I remodeled our RV about 3 or 4 years ago, using Waverly fabrics in cream, yellow and red. I'm totally sick of the country cottage look, and I'm finally starting my remodel job.

I have the first curtain for the bedroom done! LOL it's not much, but it goes great with the comforter I chose (black with cream paisley, shams are black and tan striped). I'll add a picture of the bedroom when I have all 3 windows done.

The beige fabric here is upholstery weight fabric, the black is faux suede, and the black stripes are grosgrain ribbon.


----------



## AngieM2 (May 10, 2002)

Nice CJ - and those are colors I'd expect you to choose.

Angie


----------



## kygreendream (Mar 20, 2007)

Looks Great! Put Up Pics Of Inside Of Your Rv!


----------



## Fae (Mar 9, 2005)

Looking forward to more pics. The curtain looks great.


----------



## Ravenlost (Jul 20, 2004)

LOL...cute little mini curtains for an RV!!!


----------



## CJ (May 10, 2002)

I finished the bedroom curtains! I still have to reupholster those little corner things (see blue arrow) on the slide, and add some stuff to the dresser, but otherwise this room has a whole new look! I really should make a new duvet cover for the feather comforter at the foot of the bed, but the color isn't actually "off" as much as it appears in the picture. Maybe later.


----------



## AnnieinBC (Mar 23, 2007)

You are so talented...I love all the pictures you post of your projects! We bought an old old old camper and I am going to try to make new drapes...emphasis on Try, lol....
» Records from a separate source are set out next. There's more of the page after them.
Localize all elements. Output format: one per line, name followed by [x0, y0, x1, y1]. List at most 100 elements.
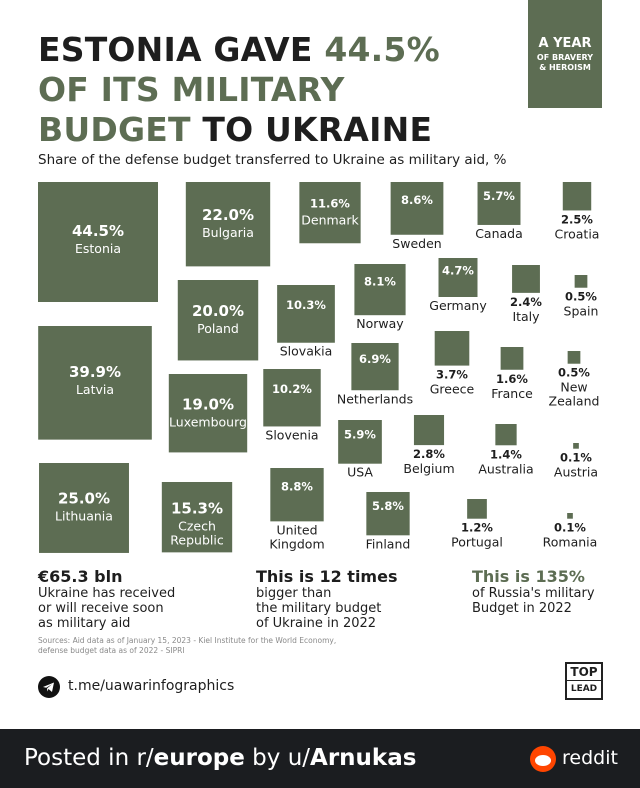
country-square [434, 331, 470, 366]
value-label: 8.8% [281, 479, 313, 493]
posted-prefix: Posted in r/ [24, 745, 154, 771]
reddit-icon [530, 746, 556, 772]
country-label: Kingdom [269, 536, 324, 551]
value-label: 8.1% [364, 275, 396, 289]
headline-part: TO UKRAINE [202, 110, 433, 149]
country-label: Portugal [451, 535, 503, 550]
country-square-group: 8.6% Sweden [390, 182, 444, 251]
country-square-group: 11.6% Denmark [299, 182, 361, 244]
country-label: Estonia [75, 241, 121, 256]
value-label: 4.7% [442, 263, 474, 277]
country-square [277, 285, 335, 343]
country-label: USA [347, 465, 373, 480]
stat-text: of Ukraine in 2022 [256, 616, 377, 631]
country-square [263, 369, 321, 427]
country-label: Canada [475, 226, 523, 241]
country-square-group: 5.7% Canada [475, 182, 523, 241]
country-square [500, 347, 524, 370]
country-square [185, 182, 271, 267]
country-square [168, 374, 248, 453]
country-label: Czech [178, 519, 216, 534]
country-square [467, 499, 487, 519]
user-link[interactable]: Arnukas [310, 745, 417, 771]
sources-line: defense budget data as of 2022 - SIPRI [38, 646, 185, 655]
country-square [477, 182, 521, 225]
country-label: Slovakia [280, 344, 332, 359]
toplead-logo: TOP LEAD [565, 662, 603, 700]
value-label: 2.4% [510, 295, 542, 309]
value-label: 11.6% [310, 197, 350, 211]
logo-top: TOP [567, 664, 601, 681]
value-label: 25.0% [58, 489, 110, 507]
value-label: 0.1% [560, 451, 592, 465]
country-label: Italy [512, 309, 540, 324]
value-label: 15.3% [171, 500, 223, 518]
country-square-group: 8.1% Norway [354, 264, 406, 331]
stat-comparison-russia: This is 135% of Russia's military Budget… [472, 567, 595, 616]
country-square [390, 182, 444, 235]
country-label: Zealand [549, 394, 600, 409]
stat-total-aid: €65.3 bln Ukraine has received or will r… [38, 567, 175, 631]
telegram-icon [38, 676, 60, 698]
country-square [413, 415, 445, 446]
proportional-square-chart: 44.5%Estonia 39.9%Latvia 25.0%Lithuania 22.… [38, 182, 600, 553]
country-square-group: 1.4%Australia [478, 424, 534, 476]
subreddit-link[interactable]: europe [153, 745, 245, 771]
value-label: 44.5% [72, 222, 124, 240]
country-square-group: 1.2%Portugal [451, 499, 503, 550]
headline-highlight: BUDGET [38, 110, 203, 149]
country-label: Greece [430, 382, 475, 397]
value-label: 22.0% [202, 206, 254, 224]
country-label: Germany [429, 298, 487, 313]
country-square [39, 463, 129, 553]
country-label: Romania [543, 535, 598, 550]
badge-line3: & HEROISM [539, 63, 591, 72]
country-square-group: 0.1%Austria [554, 443, 598, 480]
value-label: 5.7% [483, 189, 515, 203]
value-label: 10.2% [272, 382, 312, 396]
stat-text: as military aid [38, 616, 131, 631]
stat-comparison-ukraine: This is 12 times bigger than the militar… [256, 567, 397, 631]
country-square-group: 10.2% Slovenia [263, 369, 321, 442]
country-square-group: 2.4%Italy [510, 265, 542, 324]
stat-text: Ukraine has received [38, 586, 176, 601]
value-label: 2.8% [413, 447, 445, 461]
value-label: 39.9% [69, 363, 121, 381]
badge-line1: A YEAR [538, 36, 592, 51]
value-label: 8.6% [401, 193, 433, 207]
country-square [567, 351, 581, 364]
value-label: 0.5% [558, 366, 590, 380]
country-square-group: 2.5%Croatia [555, 182, 599, 241]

Am not much of a sewer or quilter, but I love looking at your projects.....

Annie


----------



## ErinP (Aug 23, 2007)

_Those_ are the pictures I wanted to see! Everything in place. 
It looks phenomenal, CJ. :clap:


----------



## CJ (May 10, 2002)

Thanks! The living room/kitchen area is going to be more of a challenge. DH will be out of town for about a month, so hopefully I'll make some progress on it, unless of course we finally get FALL weather instead of winter weather, in which case I will be working outside!


----------